蘭方医学 (らんぽういがく)とは、主に長崎 出島 のオランダ商館 医(医師 )などを介して、江戸時代 の日本 に伝えられた医学 。紅毛流医学 (こうもうりゅういがく)や紅毛流外科 と呼ばれる場合もある。
概要
1641年 に誕生した出島 オランダ商館には、歴代合わせて63名の医師が駐在した。彼らは、商館長 以下、商館員の診察や治療に当たった他、長崎奉行 の許可を得て、限定的ながら日本人患者の診断を行ったり、日本人医師との医学的交流を行ったりしていた。
外科的疾患に対する漢方医学 の治療法と比較して、蘭方医学のそれの方が優れていると評価されていた。当初は骨折や傷の手当てを中心とした治療が多かったが、17世紀中頃から体液病理学や数々の薬方が紹介され、写本及び版本として広く普及していた。
代表的な西洋人医師としては「カスパル流外科」の元祖カスパル・シャムベルゲル (Caspar Schamberger、1623-1704年)、ヘルマヌス・カツ (Herman Katz) 、ダニエル・ブッシュ (Daniel Busch)、エンゲルベルト・ケンペル (Engelbert Kaempfer、1651-1716)、カール・ペーテル・ツュンベリー (Carl Peter Thunberg、1743-1828)、フィリップ・フランツ・フォン・シーボルト (Philipp Franz von Siebold、1796-1866)や幕末期に日本での種痘 成功に一役買ったオットー・モーニッケ (Otto Mohnike、1814-1887)が挙げられる。
オランダ商館医と日本人医師との交流の場は、出島、もしくは商館長に随行して江戸 を訪れた際の蘭人宿舎(長崎屋)に限定されたが、それでも彼らの医学的知識は、オランダ語 の解剖学や外科学の書物とともに、日本の医学に大きな影響を与えた。

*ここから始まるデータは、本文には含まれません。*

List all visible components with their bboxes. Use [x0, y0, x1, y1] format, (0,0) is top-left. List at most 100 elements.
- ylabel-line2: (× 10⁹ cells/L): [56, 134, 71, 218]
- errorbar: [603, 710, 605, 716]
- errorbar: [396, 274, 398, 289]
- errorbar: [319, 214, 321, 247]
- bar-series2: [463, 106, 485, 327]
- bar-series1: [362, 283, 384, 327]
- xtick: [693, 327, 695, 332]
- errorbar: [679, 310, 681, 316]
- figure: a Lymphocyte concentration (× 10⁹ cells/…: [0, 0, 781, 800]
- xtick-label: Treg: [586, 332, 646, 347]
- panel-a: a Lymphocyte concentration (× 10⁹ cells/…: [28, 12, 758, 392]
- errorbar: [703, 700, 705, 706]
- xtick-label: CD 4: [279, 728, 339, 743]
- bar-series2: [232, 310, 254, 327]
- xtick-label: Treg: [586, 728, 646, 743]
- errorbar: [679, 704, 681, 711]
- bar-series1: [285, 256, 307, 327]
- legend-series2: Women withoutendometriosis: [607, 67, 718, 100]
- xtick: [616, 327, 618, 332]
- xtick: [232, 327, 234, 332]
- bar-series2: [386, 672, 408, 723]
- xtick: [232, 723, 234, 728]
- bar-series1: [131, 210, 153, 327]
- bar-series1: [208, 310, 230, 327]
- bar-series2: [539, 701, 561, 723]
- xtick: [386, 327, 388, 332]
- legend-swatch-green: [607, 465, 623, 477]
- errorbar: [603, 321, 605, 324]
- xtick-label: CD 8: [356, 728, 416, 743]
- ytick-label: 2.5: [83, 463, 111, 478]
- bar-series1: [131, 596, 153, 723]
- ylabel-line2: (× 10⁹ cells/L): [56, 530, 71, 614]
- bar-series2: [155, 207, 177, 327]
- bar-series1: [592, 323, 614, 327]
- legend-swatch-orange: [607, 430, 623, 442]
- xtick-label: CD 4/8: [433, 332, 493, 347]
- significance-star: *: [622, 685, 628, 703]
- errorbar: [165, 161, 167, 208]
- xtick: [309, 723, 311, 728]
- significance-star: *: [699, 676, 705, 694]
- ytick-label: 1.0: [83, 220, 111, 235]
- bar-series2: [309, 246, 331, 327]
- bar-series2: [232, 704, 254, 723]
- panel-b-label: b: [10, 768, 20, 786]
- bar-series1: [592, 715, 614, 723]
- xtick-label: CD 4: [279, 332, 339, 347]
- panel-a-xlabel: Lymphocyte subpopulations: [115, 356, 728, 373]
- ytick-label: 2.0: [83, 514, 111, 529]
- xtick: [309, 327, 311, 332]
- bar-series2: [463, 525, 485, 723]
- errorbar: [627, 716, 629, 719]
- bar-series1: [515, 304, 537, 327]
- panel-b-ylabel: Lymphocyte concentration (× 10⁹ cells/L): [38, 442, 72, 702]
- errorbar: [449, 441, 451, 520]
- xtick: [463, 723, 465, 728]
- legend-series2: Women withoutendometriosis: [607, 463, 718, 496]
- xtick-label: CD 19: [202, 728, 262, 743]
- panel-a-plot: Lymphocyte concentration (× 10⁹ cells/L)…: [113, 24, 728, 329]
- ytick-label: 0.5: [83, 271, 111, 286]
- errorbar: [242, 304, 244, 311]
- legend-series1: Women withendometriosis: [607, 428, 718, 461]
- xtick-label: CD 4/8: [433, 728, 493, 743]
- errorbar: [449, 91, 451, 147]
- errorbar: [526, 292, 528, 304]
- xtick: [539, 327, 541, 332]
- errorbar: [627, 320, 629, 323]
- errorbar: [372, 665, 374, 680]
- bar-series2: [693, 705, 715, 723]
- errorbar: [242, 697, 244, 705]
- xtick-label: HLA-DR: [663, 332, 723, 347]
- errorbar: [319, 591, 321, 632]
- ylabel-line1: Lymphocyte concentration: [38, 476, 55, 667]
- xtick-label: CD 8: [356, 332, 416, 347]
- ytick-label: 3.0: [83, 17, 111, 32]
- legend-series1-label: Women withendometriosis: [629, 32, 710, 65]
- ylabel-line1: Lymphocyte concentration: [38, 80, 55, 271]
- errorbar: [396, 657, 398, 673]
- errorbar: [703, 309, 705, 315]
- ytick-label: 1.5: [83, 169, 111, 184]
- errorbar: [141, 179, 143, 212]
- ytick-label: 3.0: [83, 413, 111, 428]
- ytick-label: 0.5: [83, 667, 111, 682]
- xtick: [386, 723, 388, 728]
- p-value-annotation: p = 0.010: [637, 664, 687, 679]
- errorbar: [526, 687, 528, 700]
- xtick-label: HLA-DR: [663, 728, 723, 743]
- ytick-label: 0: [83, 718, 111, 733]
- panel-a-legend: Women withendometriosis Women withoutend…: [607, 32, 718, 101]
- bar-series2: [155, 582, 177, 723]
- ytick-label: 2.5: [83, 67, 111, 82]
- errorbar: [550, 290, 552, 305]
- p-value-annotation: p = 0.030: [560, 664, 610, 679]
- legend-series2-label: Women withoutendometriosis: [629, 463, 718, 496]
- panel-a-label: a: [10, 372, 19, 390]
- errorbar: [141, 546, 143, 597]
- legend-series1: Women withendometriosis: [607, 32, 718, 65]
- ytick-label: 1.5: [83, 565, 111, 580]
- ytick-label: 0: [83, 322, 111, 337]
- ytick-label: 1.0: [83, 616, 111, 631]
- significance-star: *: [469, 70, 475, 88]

まず、オランダ商館医と日本人医師との交流の仲介にあたった、オランダ通詞 を祖とするオランダ流外科が成立した。西玄甫 (1636-1684)を祖とする西流、楢林鎮山 を祖とする「楢林流外科」と吉雄耕牛 を祖とする「吉雄流外科」がそれにあたる。また、前述の「カスパル流外科」を実際に流派として確立したとされる猪股伝兵衛 もカスパルの通詞であった。続いて、杉田玄白 らによる『解体新書 』の翻訳を機に、蘭方医学への関心が急速に高まった。また、宇田川玄随 がヨハネス・ダ・ゴルテル の医学書を訳した『内科選要 』(『西説内科撰要 』)の刊行も、従来外科のみに留まっていた蘭方医学への関心を、内科などの他分野にも拡大させたという点で『解体新書』に匹敵する影響を与えた。かくして蘭方医学は一大流派となるが、日本の医学界全般を見れば、まだまだ漢方医学の方が圧倒的であった。江戸市中では、漢方医 が2万人いた中、蘭方医は4分の1の5千人である[ 1] 。また、外科手術 をはじめとする臨床医学に関する知識の教育は、シーボルトの来日によって初めて行われている。
開国 後の安政 4年(1857年 )、江戸幕府 は長崎海軍伝習所 の医学教師としてヨハネス・ポンペ・ファン・メーデルフォールト を招聘した。これ以降、日本でも自然科学を土台にする体系的な近代医学教育が行われ、4年後には蘭方専門の医療機関である長崎養生所 創設に至る。こうして、蘭方医学は近代日本における西洋医学導入の先鞭を果たすこととなった。